Java正则表达式将句子中的单词拆分为值,其度量单位为单个单词

时间:2020-12-21 12:45:46

I am trying to split a sentence into a set of words. What I am looking is to consider also the metric when chunking numbers.

我试图将一个句子分成一组单词。我正在寻找的是在分块数时也要考虑指标。

E.g (Made-up).
 document= The root cause of the problem is the temperature, it is currently 40 degrees which is 30 percent likely to turn into an infection doctor has prescribed 1-19666 tablet which contains 1.67 gpm and has advised to consume them every 3 hrs.

What is required, are set of words

所需要的是一组单词

the
root
cause
problem
...
40 degrees
30 percent
1.67 gpm
1-19666 tablet
3 hrs

What I have tried is

我试过的是

List<String> bagOfWords = new ArrayList<>();    
String [] words = StringUtils.normalizeSpace(document.replaceAll("[^0-9a-zA-Z_.-]", " ")).split(" ");
for(String word :words){
    bagOfWords.add(StringUtils.normalizeSpace(word.replaceAll("\\.(?!\\d)", " ")));         
    }                
System.out.println("NEW 2 :: " + bagOfWords.toString());

2 个解决方案

#1


2  

Let's assume that one word that contains a number is followed by another one that doesn't.
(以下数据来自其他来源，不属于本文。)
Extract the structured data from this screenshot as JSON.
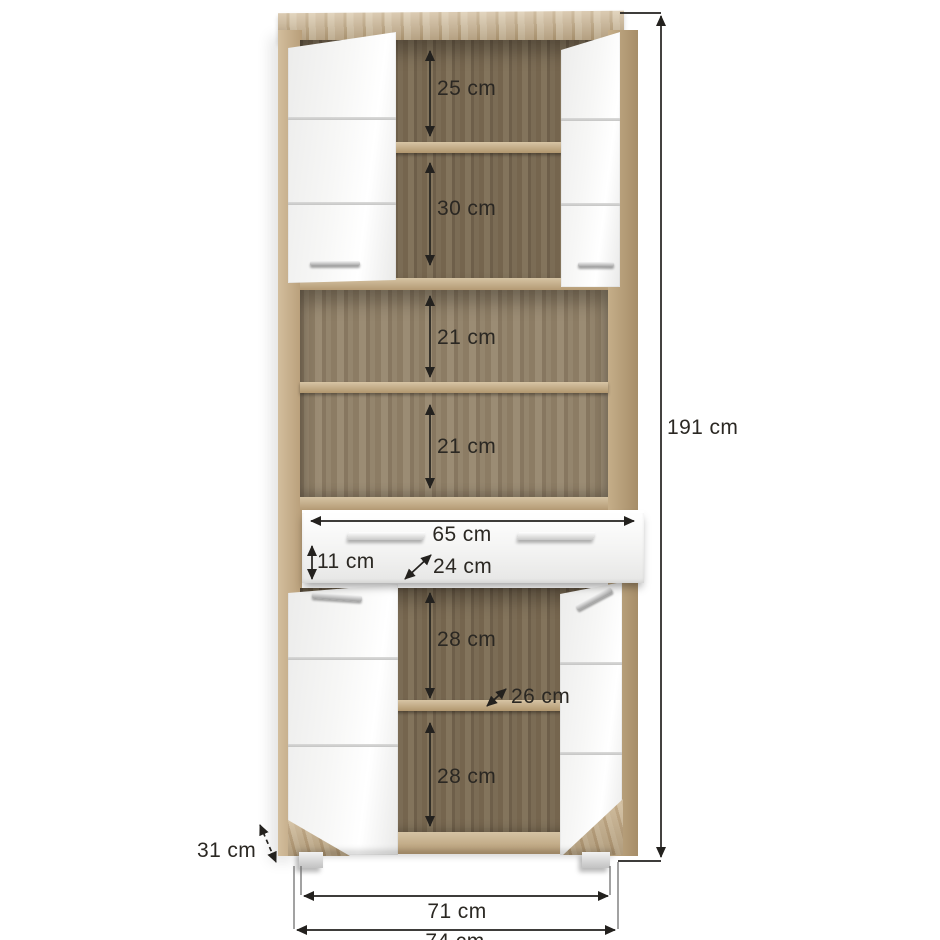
{
  "diagram": {
    "name": "tall cabinet dimension diagram",
    "unit": "cm",
    "labels": {
      "top_compartment_height": "25 cm",
      "second_compartment_height": "30 cm",
      "open_shelf_upper_height": "21 cm",
      "open_shelf_lower_height": "21 cm",
      "drawer_width": "65 cm",
      "drawer_front_height": "11 cm",
      "drawer_depth": "24 cm",
      "lower_compartment_upper_height": "28 cm",
      "lower_shelf_depth": "26 cm",
      "lower_compartment_lower_height": "28 cm",
      "overall_height": "191 cm",
      "side_depth": "31 cm",
      "feet_span_width": "71 cm",
      "overall_width": "74 cm"
    },
    "colors": {
      "oak_light": "#c8b18d",
      "oak_dark_back": "#73644d",
      "oak_mid_back": "#8d7e66",
      "door_white": "#f5f5f4",
      "dimension_line": "#23211e",
      "witness_line": "#6f6f6f",
      "label_text": "#2b2823",
      "background": "#ffffff"
    }
  }
}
Then here is the code:

让我们假设一个包含数字的单词后跟另一个不包含数字的单词。然后这是代码:

    private static final String DOC = "The root cause of the problem is the temperature, it is currently 40 degrees which is 30 percent likely to turn into an infection doctor has prescribed 1-19666 tablet which contains 1.67 gpm and has advised to consume them every 3 hrs";

   // ...

    Pattern pattern = Pattern.compile("(\\b\\S*\\d\\S*\\b\\s+)?\\b\\S+\\b");
    Matcher matcher = pattern.matcher(DOC);
    List<String> words = new ArrayList<>();
    while (matcher.find()) {
        words.add(matcher.group());
    }
    for (String word : words) {
        System.out.println(word);
    }

Explanation:

  • \\b finds word boundary
  • \\ b找到单词边界

  • \\S is a non-space character. So you can have everything within a word, like dot or comma.
  • \\ S是一个非空格的角色。所以你可以在一个单词中包含所有内容,如点或逗号。

  • (...)? is the first optional part. It catches the word with a number, if any. I.e. it has some characters (\\S*), then a number (\\d), then again, some characters (\\S*)
  • (......)?是第一个可选部分。如果有的话,它会用一个数字来捕获这个单词。即它有一些字符(\\ S *),然后是一个数字(\\ d),然后是一些字符(\\ S *)

  • The second word is simple: at least one non-whitespace character. Hence it has a +, not a * after the S.
  • 第二个词很简单:至少有一个非空白字符。因此它在S之后有一个+,而不是一个*。

#2


1  

You question scope is a bit large, but here's a hack that can work for most sentences in this format.

你的问题范围有点大,但这是一个可以适用于这种格式的大多数句子的黑客。

First you can create a list of prefixes, which contains keywords of you units like hrs, tablet, gpm ... once you have this what you need becomes easy to pick out.

首先,你可以创建一个前缀列表,其中包含你的单位的关键字,如小时,平板电脑,gpm ...一旦你拥有了你需要的东西变得容易挑选。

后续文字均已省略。